Radical negativity accepts that there is conflict in the world. Forces, and the people shaped by those forces, are set against each other, and the liberal delusion that we need only discuss matters enough to discover the root of our problems does naught but aid the right.

It’s darker, scarier world if we accept that conflict is necessary, even an essential part of politics. It brings into question much of how we’re told to be good people – by compromising, by de-escalating, by seeking accord.

Regrettably, however, I think many will understand the impossibility of some compromises. I will not waver on my right to be considered a full human being, equal to any other. Furthermore, I will not waver on demanding the same rights and respect for my friends and comrades, regardless of exactly why they’ve been marginalised by our society.

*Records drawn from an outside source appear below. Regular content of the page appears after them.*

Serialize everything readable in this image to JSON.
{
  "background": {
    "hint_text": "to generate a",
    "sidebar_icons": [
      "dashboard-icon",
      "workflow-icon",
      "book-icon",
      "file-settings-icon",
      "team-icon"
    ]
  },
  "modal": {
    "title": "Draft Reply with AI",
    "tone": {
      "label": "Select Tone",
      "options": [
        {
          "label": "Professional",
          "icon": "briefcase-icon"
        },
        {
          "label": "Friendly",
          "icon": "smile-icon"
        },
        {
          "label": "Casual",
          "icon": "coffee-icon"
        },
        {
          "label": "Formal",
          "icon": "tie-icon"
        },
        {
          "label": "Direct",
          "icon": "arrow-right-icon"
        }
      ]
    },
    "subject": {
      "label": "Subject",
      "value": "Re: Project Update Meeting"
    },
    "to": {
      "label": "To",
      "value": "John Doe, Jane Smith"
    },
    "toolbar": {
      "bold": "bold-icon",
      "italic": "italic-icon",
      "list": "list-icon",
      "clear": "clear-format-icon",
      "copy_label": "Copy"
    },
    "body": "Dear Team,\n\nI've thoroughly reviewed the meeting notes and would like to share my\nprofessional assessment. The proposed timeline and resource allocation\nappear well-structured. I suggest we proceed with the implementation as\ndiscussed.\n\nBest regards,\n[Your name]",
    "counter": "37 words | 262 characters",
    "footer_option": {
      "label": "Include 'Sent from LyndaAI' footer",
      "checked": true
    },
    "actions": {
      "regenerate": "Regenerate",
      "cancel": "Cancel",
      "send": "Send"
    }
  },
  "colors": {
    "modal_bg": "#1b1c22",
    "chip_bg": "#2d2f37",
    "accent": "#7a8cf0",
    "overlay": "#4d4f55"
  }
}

I’m not going to tell people how they can make radical change happen. There are dozens of groups active in Sydney alone around myriad issues, with differing strategies and methods all being employed. I merely want to take this opportunity to say that you’ll know you’re somewhere where you can do good when they’re not trying to appease our enemies.

Because in the seemingly miserable fog that a belief in the inevitability of conflict brings, there is a beacon shining through.

A light of hope and promise, that we can have a better world, a more free world. Some people will have to give up some, and it’s only achievable if we recognise that, but it can be done. We can succeed, and we can get through this.